By contrast, the base for a theoretically correct Schanz–Haig–Simons (SHS) income tax is each individual's annual consumption plus current additions to savings. Thus current receipts that are otherwise taxable remain in the tax base, even if they are saved, and withdrawals from earlier savings are not currently taxed since they were assessed in a prior year. Stated differently, the SHS tax base has two components—current consumption and current savings (including current appreciation accruing to earlier investments)—whereas a cash-flow consumption tax has only a single component—current consumption.

In spite of their differences, however, both a cash-flow consumption tax and an SHS tax require that dollars paid out as business or investment expenses be eliminated from the base. This is necessary under a cash-flow consumption tax because business and investment expenses are not consumption and it is necessary under an SHS tax because these expenditures are neither consumption nor additions to savings. Since business and investment outlays have no place in the base of either tax, intuition suggests that business and investment interest expenses would be treated identically under a cash-flow consumption tax and an SHS tax. But they are not.
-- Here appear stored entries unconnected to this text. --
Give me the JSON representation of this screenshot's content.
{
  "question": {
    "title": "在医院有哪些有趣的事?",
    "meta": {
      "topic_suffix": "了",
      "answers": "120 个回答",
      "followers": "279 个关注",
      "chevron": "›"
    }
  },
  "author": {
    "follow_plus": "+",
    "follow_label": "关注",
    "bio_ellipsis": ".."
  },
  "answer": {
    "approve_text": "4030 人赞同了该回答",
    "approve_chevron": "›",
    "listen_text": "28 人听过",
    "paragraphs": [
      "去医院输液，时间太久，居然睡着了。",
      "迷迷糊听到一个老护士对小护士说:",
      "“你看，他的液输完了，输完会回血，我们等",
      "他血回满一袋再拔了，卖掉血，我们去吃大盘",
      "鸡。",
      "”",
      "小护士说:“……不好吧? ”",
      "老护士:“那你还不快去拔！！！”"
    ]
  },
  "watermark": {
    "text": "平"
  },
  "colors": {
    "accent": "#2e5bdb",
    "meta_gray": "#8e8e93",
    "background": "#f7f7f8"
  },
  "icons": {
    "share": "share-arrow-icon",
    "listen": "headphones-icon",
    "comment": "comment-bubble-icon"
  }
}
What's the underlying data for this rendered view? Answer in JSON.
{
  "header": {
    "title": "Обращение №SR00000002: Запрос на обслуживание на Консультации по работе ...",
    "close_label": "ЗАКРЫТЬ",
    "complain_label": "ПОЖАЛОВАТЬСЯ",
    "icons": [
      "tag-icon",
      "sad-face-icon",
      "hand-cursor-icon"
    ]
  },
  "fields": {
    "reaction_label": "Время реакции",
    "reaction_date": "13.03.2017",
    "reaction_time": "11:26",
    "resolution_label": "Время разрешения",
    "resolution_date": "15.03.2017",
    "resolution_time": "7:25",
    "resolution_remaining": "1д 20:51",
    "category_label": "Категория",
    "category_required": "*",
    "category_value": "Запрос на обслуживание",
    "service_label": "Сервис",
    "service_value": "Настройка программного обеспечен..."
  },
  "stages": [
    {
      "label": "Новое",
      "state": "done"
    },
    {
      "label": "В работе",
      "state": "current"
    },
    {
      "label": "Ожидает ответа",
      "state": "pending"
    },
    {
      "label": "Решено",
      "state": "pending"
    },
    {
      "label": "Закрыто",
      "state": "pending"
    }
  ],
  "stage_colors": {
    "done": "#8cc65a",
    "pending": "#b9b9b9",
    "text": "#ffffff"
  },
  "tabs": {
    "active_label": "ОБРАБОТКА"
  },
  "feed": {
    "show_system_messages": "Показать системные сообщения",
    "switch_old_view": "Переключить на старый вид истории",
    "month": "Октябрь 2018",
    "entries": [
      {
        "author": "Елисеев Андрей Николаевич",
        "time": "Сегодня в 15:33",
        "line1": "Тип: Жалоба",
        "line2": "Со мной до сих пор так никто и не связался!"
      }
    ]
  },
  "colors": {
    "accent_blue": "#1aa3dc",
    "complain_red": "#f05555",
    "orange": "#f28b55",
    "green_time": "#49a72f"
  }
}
The SHS tax and the cash-flow consumption tax take different structural approaches to the treatment of business and investment interest outlays although both systems share the general objective of removing current business and investment costs from the tax base.

==Tax on Haig–Simons income==

===Tax on change in wealth===
The Haig–Simons equation is different from the USA's individual income tax base calculations. For example, any employer contributions to employee health insurance are not included in taxable employee income. Under the Haig–Simons definition of income, such contributions would be included in income. Such contributions might not be included in a Haig–Simons income tax base, however, if their exclusion reflected "an appropriate adjustment in measuring ability to pay."

===Tax on consumption===
The European Union and most states in the USA employ a tax on Haig–Simons income with a consumption tax. In the European Union, a value added tax applies to purchases of goods and services on each level of exchange until it reaches the ultimate consumer. In the US, most states tax purchases of goods with a sales tax.

==Criticisms of the definition==

Some argue that the definition is tautological:
- it is "little more than an accounting identity, a tautology: it tells us only that all income is either spent [consumption] or not [savings], which is obvious enough".

Others observe that it is "only a surrogate utility measure."

Some fault it for neutrality between savings and consumption.

Some scholars resist these criticisms, to the extent they conceive of Haig–Simons as dependent on utility; Simons rejected utility as the basis of the ability-to-pay standard. Indeed, Simons rejected both the notion that humans are "equally efficient pleasure machines," and the idea that taxation can take account of interpersonal utilities. Simons sought a measurable definition for income, but his solution is open to criticism for reifying troubling dichotomies; for example, the Haig–Simons definition depends on the distinction between market and non-market values.